Part I.

Demonolatry.

Chapter I.

Dualism.

Origin of Deism—Evolution from the far to the near—Illustrations from witchcraft—The primitive Pantheism—The dawn of Dualism.

A college in the State of Ohio has adopted for its motto the words ‘Orient thyself.’ This significant admonition to Western youth represents one condition of attaining truth in the science of mythology. Through neglect of it the glowing personifications and metaphors of the East have too generally migrated to the West only to find it a Medusa turning them to stone. Our prosaic literalism changes their ideals to idols. The time has come when we must learn rather to see ourselves in them: out of an age and civilisation where we live in habitual recognition of natural forces we may transport ourselves to a period and region where no sophisticated eye looks upon nature. The sun is a chariot drawn by shining steeds and driven by a refulgent deity; the stars ascend and move by arbitrary power or command; the tree is the bower of a spirit; the fountain leaps from the urn of a naiad.
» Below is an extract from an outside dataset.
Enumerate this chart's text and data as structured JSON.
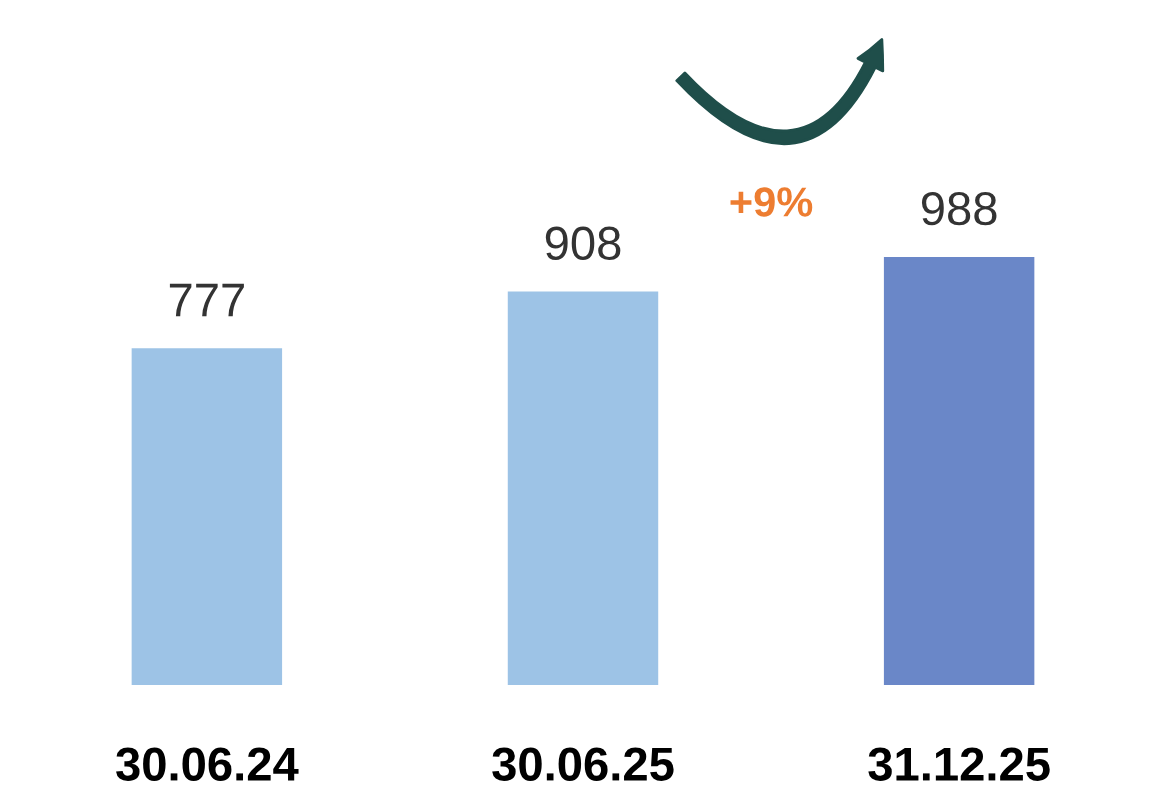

In such gay costumes did the laws of nature hold their carnival until Science struck the hour for unmasking. The costumes and masks have with us become materials for studying the history of the human mind, but to know them we must translate our senses back into that phase of our own early existence, so far as is consistent with carrying our culture with us.

Without conceding too much to Solar mythology, it may be pronounced tolerably clear that the earliest emotion of worship was born out of the wonder with which man looked up to the heavens above him. The splendours of the morning and evening; the azure vault, painted with frescoes of cloud or blackened by the storm; the night, crowned with constellations: these awakened imagination, inspired awe, kindled admiration, and at length adoration, in the being who had reached intervals in which his eye was lifted above the earth. Amid the rapture of Vedic hymns to these sublimities we meet sharp questionings whether there be any such gods as the priests say, and suspicion is sometimes cast on sacrifices. The forms that peopled the celestial spaces may have been those of ancestors, kings, and great men, but anterior to all forms was the poetic enthusiasm which built heavenly mansions for them; and the crude cosmogonies of primitive science were probably caught up by this spirit, and consecrated as slowly as scientific generalisations now are.
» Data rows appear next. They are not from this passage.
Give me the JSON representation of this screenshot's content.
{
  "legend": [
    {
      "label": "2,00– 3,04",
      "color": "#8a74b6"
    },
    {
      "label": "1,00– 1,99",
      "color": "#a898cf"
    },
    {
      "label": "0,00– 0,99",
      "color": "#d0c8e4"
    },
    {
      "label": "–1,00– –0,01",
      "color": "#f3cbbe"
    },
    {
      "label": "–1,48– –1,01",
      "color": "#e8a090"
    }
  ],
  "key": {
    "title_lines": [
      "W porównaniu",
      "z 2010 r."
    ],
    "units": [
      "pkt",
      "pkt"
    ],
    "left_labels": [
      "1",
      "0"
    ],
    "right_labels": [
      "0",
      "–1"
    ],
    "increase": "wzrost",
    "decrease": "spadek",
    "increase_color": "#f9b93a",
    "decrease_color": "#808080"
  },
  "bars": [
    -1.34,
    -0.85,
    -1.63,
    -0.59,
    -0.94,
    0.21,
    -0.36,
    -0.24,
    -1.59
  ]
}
Our modern ideas of evolution might suggest the reverse of this—that human worship began with things low and gradually ascended to high objects; that from rude ages, in which adoration was directed to stock and stone, tree and reptile, the human mind climbed by degrees to the contemplation and reverence of celestial grandeurs. But the accord of this view with our ideas of evolution is apparent only. The real progress seems here to have been from the far to the near, from the great to the small. It is, indeed, probably inexact to speak of the worship of stock and stone, weed and wort, insect and reptile, as primitive. There are many indications that such things were by no race considered intrinsically sacred, nor were they really worshipped until the origin of their sanctity was lost; and even now, ages after their oracular or symbolical character has been forgotten, the superstitions that have survived in connection with such insignificant objects point to an original association with the phenomena of the heavens. No religions could, at first glance, seem wider apart than the worship of the serpent and that of the glorious sun; yet many ancient temples are covered with symbols combining sun and snake, and no form is more familiar in Egypt than the solar serpent standing erect upon its tail, with rays around its head.

Nor is this high relationship of the adored reptile found only in regions where it might have been raised up by ethnical combinations as the mere survival of a savage symbol. William Craft, an African who resided for some time in the kingdom of Dahomey, informed me of the following incident which he had witnessed there. The sacred serpents are kept in a grand house, which they sometimes leave to crawl in their neighbouring grounds. One day a negro from some distant region encountered one of these animals and killed it. The people learning that one of their gods had been slain, seized the stranger, and having surrounded him with a circle of brushwood, set it on fire. The poor wretch broke through the circle of fire and ran, pursued by the crowd, who struck him with heavy sticks. Smarting from the flames and blows, he rushed into a river; but no sooner had he entered there than the pursuit ceased, and he was told that, having gone through fire and water, he was purified, and might emerge with safety. Thus, even in that distant and savage region, serpent-worship was associated with fire-worship and river-worship, which have a wide representation in both Aryan and Semitic symbolism. To this day the orthodox Israelites set beside their dead, before burial, the lighted candle and a basin of pure water. These have been associated in rabbinical mythology with the angels Michael (genius of Water) and Gabriel (genius of Fire); but they refer both to the phenomenal glories and the purifying effects of the two elements as reverenced by the Africans in one direction and the Parsees in another.